Until now, AI agent skills are usually improved manually. Developers have to change the instructions one by one. The process is often like guessing. Which sentence makes the AI more accurate, which one actually lowers performance.

SkillOpt tries to make the process more measurable. Microsoft treats skill documents as objects that can be trained. The system reads the work of AI agents, finds patterns of errors, and then proposes changes to the instructions.

But the changes are not immediately used. SkillOpt tests it first. If the performance goes up, the change is accepted. If it goes down, the change is rejected and saved as a bad example so that it is not repeated.

Yifan Yang, Senior Research SDE at Microsoft Research Asia, said the main problem is not just changing skills, but ensuring that the change actually improves performance.

"The problem is not whether the team can change the skill, but they can't guarantee that the change is an improvement," Yang told VentureBeat.

According to Yang, there are three sources of problems. Changes can be too far, not validated, or old mistakes keep coming back because the system has no "negative memory".

He gave an example, a change in instructions that was not tested had lowered the GPT-5.5 score on SpreadsheetBench from 41.8 to 41.1.

SkillOpt uses a principle similar to deep learning or deep learning. There is a limit to the number of changes, validation tests, and mechanisms to maintain learning that has proven useful. The difference is that SkillOpt does not touch the weights of the AI model. Model weights are core parameters that determine how the AI model works.

In the tests cited by VentureBeat, Microsoft tried SkillOpt on various models, from GPT-5.5 to GPT-5.4-mini and Qwen3.5-4B. The tests include question and answer, code creation with tools, and multimodal document reasoning, i.e. documents that combine text and images.

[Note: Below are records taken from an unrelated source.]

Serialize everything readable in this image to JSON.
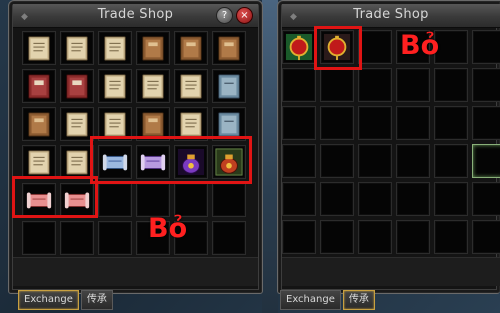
{
  "left_window": {
    "title": "Trade Shop",
    "tabs": [
      {
        "label": "Exchange",
        "active": true
      },
      {
        "label": "传承",
        "active": false
      }
    ],
    "annotation": "Bỏ",
    "rows": [
      [
        "book-tan",
        "book-tan",
        "book-tan",
        "book-brown",
        "book-brown",
        "book-brown"
      ],
      [
        "book-red",
        "book-red",
        "book-tan",
        "book-tan",
        "book-tan",
        "book-blue"
      ],
      [
        "book-brown",
        "book-tan",
        "book-tan",
        "book-brown",
        "book-tan",
        "book-blue"
      ],
      [
        "book-tan",
        "book-tan",
        "scroll-blue",
        "scroll-purple",
        "pouch-purple",
        "pouch-red"
      ],
      [
        "scroll-red",
        "scroll-red",
        "empty",
        "empty",
        "empty",
        "empty"
      ],
      [
        "empty",
        "empty",
        "empty",
        "empty",
        "empty",
        "empty"
      ]
    ]
  },
  "right_window": {
    "title": "Trade Shop",
    "tabs": [
      {
        "label": "Exchange",
        "active": false
      },
      {
        "label": "传承",
        "active": true
      }
    ],
    "annotation": "Bỏ",
    "rows": [
      [
        "lantern-green",
        "lantern-red",
        "empty",
        "empty",
        "empty",
        "empty"
      ],
      [
        "empty",
        "empty",
        "empty",
        "empty",
        "empty",
        "empty"
      ],
      [
        "empty",
        "empty",
        "empty",
        "empty",
        "empty",
        "empty"
      ],
      [
        "empty",
        "empty",
        "empty",
        "empty",
        "empty",
        "empty-lit"
      ],
      [
        "empty",
        "empty",
        "empty",
        "empty",
        "empty",
        "empty"
      ],
      [
        "empty",
        "empty",
        "empty",
        "empty",
        "empty",
        "empty"
      ]
    ]
  },
  "colors": {
    "highlight": "#e01414",
    "annotation_text": "#ff2020",
    "panel": "#141414",
    "title_text": "#d6d6d6"
  }
}
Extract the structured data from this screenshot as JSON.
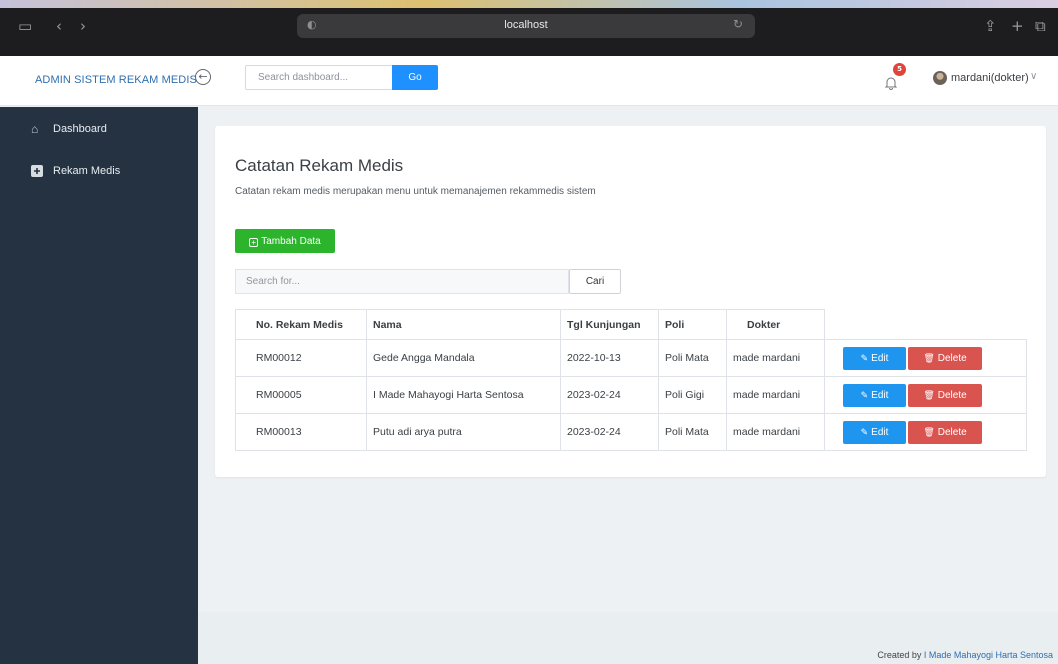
{
  "browser": {
    "url": "localhost",
    "icons": [
      "sidebar-icon",
      "back-icon",
      "forward-icon",
      "shield-icon",
      "reload-icon",
      "share-icon",
      "new-tab-icon",
      "tabs-icon"
    ]
  },
  "header": {
    "brand": "ADMIN SISTEM REKAM MEDIS",
    "search_placeholder": "Search dashboard...",
    "go_label": "Go",
    "notification_count": "5",
    "user_name": "mardani(dokter)"
  },
  "sidebar": {
    "items": [
      {
        "label": "Dashboard",
        "icon": "home-icon"
      },
      {
        "label": "Rekam Medis",
        "icon": "plus-square-icon"
      }
    ]
  },
  "main": {
    "title": "Catatan Rekam Medis",
    "description": "Catatan rekam medis merupakan menu untuk memanajemen rekammedis sistem",
    "add_label": "Tambah Data",
    "search_placeholder": "Search for...",
    "search_button": "Cari",
    "table": {
      "columns": [
        "No. Rekam Medis",
        "Nama",
        "Tgl Kunjungan",
        "Poli",
        "Dokter"
      ],
      "rows": [
        {
          "no": "RM00012",
          "nama": "Gede Angga Mandala",
          "tgl": "2022-10-13",
          "poli": "Poli Mata",
          "dokter": "made mardani"
        },
        {
          "no": "RM00005",
          "nama": "I Made Mahayogi Harta Sentosa",
          "tgl": "2023-02-24",
          "poli": "Poli Gigi",
          "dokter": "made mardani"
        },
        {
          "no": "RM00013",
          "nama": "Putu adi arya putra",
          "tgl": "2023-02-24",
          "poli": "Poli Mata",
          "dokter": "made mardani"
        }
      ],
      "edit_label": "Edit",
      "delete_label": "Delete"
    }
  },
  "footer": {
    "prefix": "Created by ",
    "author": "I Made Mahayogi Harta Sentosa"
  },
  "colors": {
    "sidebar_bg": "#243242",
    "primary": "#1e90ff",
    "success": "#2cb52c",
    "danger": "#d9534f",
    "brand": "#2f6fb0"
  }
}
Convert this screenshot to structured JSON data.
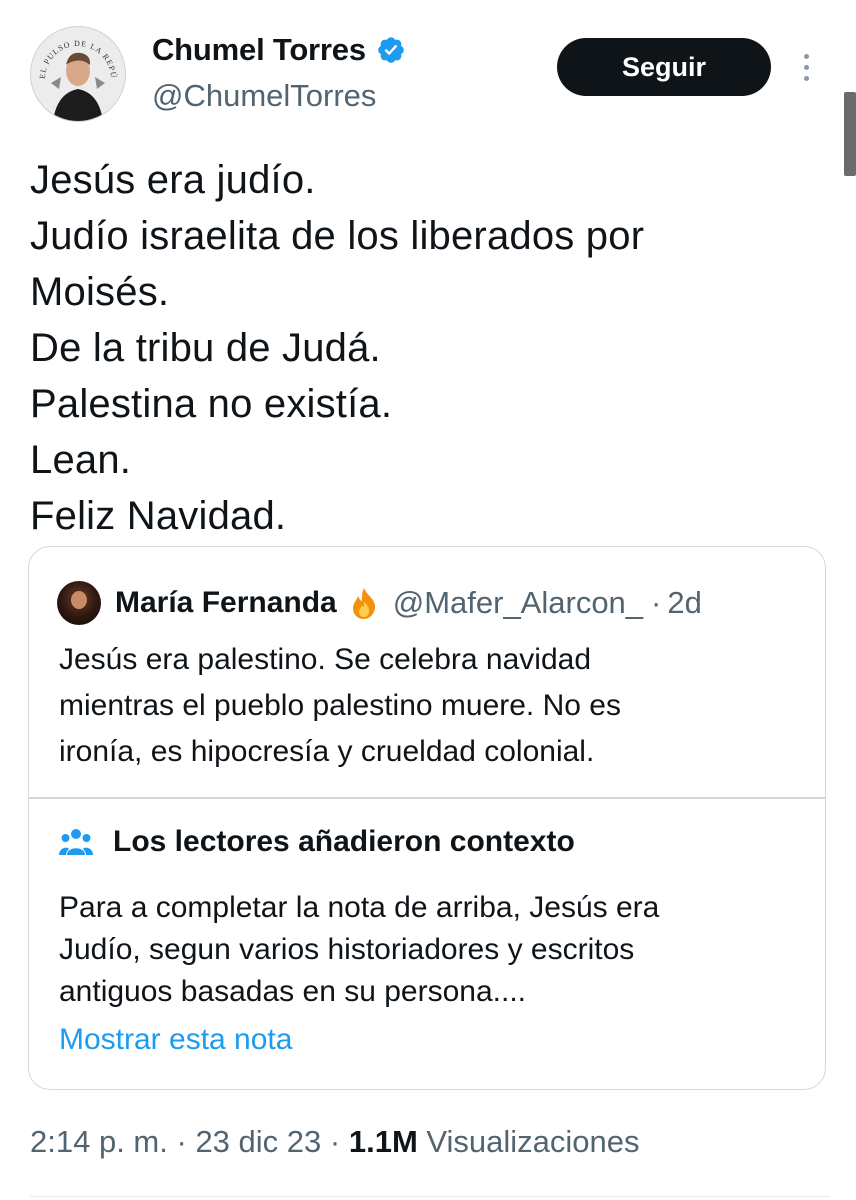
{
  "author": {
    "display_name": "Chumel Torres",
    "handle": "@ChumelTorres",
    "avatar_text": "EL PULSO DE LA REPÚBLICA",
    "verified": true,
    "follow_label": "Seguir"
  },
  "tweet": {
    "lines": [
      "Jesús era judío.",
      "Judío israelita de los liberados por",
      "Moisés.",
      "De la tribu de Judá.",
      "Palestina no existía.",
      "Lean.",
      "Feliz Navidad."
    ]
  },
  "quote": {
    "name": "María Fernanda",
    "emoji": "fire-emoji",
    "handle": "@Mafer_Alarcon_",
    "separator": "·",
    "age": "2d",
    "lines": [
      "Jesús era palestino. Se celebra navidad",
      "mientras el pueblo palestino muere. No es",
      "ironía, es hipocresía y crueldad colonial."
    ]
  },
  "community_note": {
    "title": "Los lectores añadieron contexto",
    "lines": [
      "Para a completar la nota de arriba, Jesús era",
      "Judío, segun varios historiadores y escritos",
      "antiguos basadas en su persona...."
    ],
    "link": "Mostrar esta nota"
  },
  "meta": {
    "time": "2:14 p. m.",
    "sep1": "·",
    "date": "23 dic 23",
    "sep2": "·",
    "views": "1.1M",
    "views_label": "Visualizaciones"
  },
  "colors": {
    "accent": "#1d9bf0",
    "text": "#0f1419",
    "secondary": "#536471",
    "border": "#cfd9de",
    "button": "#0f1419"
  }
}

As a result, SkillOpt improved performance on all 52 combinations of models, benchmarks, and work environments tested. Benchmarks are standard tests to measure the capabilities of AI models. In GPT-5.5, the average improvement reached 23.5 points compared to the condition without skill.

The small model also benefits greatly. GPT-5.4-nano almost doubles the score on the multimodal document question-answering and doubles the performance on the sequential decision-making task.

For companies, the technology is attractive because much of the work of AI is still prone to mistakes on important things: taking numbers from contracts, invoices, and forms; maintaining format; using the tool correctly; and producing outputs that can be audited.

Yang said the improvement was not because AI memorized the answers. The system got better because it studied the work procedure.

SkillOpt can also be moved between environments. A spreadsheet skill trained on the Codex CLI, for example, can be used in Claude Code and produce a 59.7-point increase over Claude Code's built-in capabilities.

For the business world, SkillOpt offers a way to make AI agents more disciplined, consistent, and easy to audit without retraining the underlying models, which are usually expensive and complicated.